In The Archives
In the reading room of the New York Public Library, the vast mausoleum, designed by some schoolmaster with memories of hard oak, dust and gloom, there are men who sit day after day, bulwarked by stacks of books, scribbling, scribbling in the little pools of light from the green-shaded lamps on the long oak tables, and you look at them and wonder what will-o'-the-wisps they are pursuing day after day, year after year. One of them may be writing a history of dentistry in America, another studying explosives in order to blow up the world, a third gathering evidence that Shakespeare wrote the Bible. Their faces are pale and grim. The only cheerful people in that place are those who do not read the books, but only handle them as they come from the dumbwaiter, and set them on the counter like moldy slabs of beef. Those who sit at the long tables day after day are dedicated men; some of them are brave men. There is death in old books from the stacks of a great library; the dust that impregnates their pages is death and darkness; the dust says, 'These are books that no one have opened for twenty years, fifty years, eighty years; and when you have written your book, it too will gather dust.' White book dust, bone dust; garden dirt and axle grease are clean in comparison; they are living and unctuous; rubbed into the skin, they do good. The dust of books causes blains and hangnails; ingested it provokes dyspepsia, flatulence, and heartburn; in the lungs it is cancerous. Who would not choose, if he could, to sit chained to an oar in a Roman galley, in the sunlight and salt air, rather than in this sunless crypt?

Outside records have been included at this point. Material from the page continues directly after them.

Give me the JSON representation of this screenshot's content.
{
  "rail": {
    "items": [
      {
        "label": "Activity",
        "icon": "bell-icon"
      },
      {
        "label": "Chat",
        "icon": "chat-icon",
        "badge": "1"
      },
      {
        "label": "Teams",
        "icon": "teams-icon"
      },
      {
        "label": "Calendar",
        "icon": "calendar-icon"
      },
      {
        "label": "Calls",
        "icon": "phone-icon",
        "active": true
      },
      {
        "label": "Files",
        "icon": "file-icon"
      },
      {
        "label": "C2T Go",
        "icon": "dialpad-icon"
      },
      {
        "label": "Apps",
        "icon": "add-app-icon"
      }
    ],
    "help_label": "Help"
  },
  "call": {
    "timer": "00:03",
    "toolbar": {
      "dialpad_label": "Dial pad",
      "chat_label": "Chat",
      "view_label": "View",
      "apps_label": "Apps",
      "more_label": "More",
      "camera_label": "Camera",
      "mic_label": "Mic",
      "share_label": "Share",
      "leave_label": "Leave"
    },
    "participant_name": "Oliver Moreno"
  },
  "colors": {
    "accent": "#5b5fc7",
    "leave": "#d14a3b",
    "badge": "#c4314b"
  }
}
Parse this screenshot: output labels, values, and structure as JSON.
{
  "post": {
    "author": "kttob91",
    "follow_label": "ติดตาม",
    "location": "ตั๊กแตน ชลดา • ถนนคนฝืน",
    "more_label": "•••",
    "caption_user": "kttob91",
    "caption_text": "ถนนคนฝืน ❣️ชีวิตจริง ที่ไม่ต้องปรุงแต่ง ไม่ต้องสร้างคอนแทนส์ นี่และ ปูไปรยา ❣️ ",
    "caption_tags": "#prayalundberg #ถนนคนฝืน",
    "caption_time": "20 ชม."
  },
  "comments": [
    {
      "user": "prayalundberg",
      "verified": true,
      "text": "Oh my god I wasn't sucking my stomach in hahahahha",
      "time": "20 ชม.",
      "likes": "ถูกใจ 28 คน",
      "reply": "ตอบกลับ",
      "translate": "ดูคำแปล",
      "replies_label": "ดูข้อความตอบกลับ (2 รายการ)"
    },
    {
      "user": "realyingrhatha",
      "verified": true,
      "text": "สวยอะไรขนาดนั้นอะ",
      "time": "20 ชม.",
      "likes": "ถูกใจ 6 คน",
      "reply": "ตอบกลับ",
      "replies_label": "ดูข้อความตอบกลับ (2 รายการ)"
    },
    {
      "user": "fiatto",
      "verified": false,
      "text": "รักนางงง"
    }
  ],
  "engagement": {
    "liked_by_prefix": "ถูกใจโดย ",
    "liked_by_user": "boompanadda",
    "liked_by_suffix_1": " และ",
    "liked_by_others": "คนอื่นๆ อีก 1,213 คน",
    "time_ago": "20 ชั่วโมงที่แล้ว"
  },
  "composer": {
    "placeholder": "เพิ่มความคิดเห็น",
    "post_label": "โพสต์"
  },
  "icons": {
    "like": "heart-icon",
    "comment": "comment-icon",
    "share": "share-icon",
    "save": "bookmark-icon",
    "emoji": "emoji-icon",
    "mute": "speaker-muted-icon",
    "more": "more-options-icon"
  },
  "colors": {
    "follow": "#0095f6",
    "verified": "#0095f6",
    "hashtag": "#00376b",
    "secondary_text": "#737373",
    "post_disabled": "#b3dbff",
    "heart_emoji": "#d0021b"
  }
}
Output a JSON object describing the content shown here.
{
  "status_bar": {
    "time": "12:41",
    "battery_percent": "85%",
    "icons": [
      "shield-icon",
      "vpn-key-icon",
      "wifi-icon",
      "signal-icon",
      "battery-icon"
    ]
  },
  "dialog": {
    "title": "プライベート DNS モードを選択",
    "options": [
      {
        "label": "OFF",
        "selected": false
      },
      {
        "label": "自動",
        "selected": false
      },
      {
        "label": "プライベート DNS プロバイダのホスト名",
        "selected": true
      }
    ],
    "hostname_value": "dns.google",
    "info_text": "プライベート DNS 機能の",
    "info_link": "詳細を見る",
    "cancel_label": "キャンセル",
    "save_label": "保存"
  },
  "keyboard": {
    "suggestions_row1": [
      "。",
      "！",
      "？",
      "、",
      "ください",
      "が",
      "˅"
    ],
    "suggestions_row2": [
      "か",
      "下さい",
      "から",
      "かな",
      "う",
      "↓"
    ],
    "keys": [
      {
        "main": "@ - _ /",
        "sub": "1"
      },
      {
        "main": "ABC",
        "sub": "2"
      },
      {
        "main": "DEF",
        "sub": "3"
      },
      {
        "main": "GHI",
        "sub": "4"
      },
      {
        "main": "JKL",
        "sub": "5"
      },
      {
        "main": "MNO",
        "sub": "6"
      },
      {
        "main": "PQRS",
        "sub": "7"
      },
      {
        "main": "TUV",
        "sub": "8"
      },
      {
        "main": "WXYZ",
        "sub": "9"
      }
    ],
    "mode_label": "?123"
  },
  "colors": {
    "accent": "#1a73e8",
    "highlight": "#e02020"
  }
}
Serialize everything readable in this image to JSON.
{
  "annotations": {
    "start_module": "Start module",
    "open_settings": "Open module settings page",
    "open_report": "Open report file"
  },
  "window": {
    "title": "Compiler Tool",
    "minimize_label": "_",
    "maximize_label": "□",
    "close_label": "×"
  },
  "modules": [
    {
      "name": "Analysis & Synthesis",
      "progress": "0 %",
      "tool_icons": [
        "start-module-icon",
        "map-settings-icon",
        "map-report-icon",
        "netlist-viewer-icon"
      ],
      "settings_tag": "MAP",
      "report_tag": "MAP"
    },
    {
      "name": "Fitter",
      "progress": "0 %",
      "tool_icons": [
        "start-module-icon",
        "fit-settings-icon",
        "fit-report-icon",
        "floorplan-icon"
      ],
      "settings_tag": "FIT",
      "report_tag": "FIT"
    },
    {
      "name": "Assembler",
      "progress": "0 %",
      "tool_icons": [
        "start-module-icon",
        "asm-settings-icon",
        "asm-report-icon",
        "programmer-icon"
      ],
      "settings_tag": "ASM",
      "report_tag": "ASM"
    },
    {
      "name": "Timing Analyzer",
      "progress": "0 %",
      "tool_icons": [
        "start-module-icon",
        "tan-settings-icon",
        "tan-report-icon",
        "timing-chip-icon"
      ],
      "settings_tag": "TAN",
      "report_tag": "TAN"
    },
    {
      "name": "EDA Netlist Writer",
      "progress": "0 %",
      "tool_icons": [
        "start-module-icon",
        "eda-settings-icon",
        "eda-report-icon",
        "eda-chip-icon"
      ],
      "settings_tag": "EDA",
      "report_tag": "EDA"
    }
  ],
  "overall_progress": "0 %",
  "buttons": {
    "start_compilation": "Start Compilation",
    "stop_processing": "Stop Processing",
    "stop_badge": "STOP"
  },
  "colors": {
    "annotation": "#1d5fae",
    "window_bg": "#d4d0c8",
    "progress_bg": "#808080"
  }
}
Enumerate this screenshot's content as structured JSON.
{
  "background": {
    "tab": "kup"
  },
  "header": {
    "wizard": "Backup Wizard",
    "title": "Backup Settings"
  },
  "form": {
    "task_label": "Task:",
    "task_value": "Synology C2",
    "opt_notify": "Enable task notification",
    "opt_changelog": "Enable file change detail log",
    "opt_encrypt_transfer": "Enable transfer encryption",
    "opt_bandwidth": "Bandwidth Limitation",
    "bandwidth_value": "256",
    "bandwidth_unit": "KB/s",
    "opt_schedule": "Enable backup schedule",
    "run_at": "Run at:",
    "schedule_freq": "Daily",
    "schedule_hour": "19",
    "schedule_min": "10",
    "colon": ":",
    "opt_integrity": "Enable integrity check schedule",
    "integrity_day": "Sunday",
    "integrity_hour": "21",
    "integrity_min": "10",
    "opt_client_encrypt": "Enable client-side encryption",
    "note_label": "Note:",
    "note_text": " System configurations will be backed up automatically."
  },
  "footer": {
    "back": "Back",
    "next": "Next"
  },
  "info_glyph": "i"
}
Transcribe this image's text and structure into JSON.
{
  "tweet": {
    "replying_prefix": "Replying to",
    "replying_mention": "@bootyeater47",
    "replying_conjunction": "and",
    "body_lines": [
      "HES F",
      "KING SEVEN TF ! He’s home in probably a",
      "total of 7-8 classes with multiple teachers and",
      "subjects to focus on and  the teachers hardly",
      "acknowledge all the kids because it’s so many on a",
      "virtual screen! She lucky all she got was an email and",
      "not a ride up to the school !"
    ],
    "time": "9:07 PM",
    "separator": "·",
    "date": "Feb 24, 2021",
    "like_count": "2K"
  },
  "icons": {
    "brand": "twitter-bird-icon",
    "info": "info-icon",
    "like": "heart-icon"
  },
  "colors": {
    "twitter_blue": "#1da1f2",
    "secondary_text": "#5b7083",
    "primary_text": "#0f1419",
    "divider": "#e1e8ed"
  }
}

That's from Prophet of the Unexplained, Damon Knight's 1971 biography of Charles Fort. I actually quite like working in the archives--blains, dyspepsia, and flatulence notwithstanding--but it's still a great passage.
(I am put out, though, that MIT of all places does not allow digital cameras in their archives, even though the material I'm looking at is not copyrighted, and my flash-less camera will do no more harm to the documents than the pressure of my eyeballs.)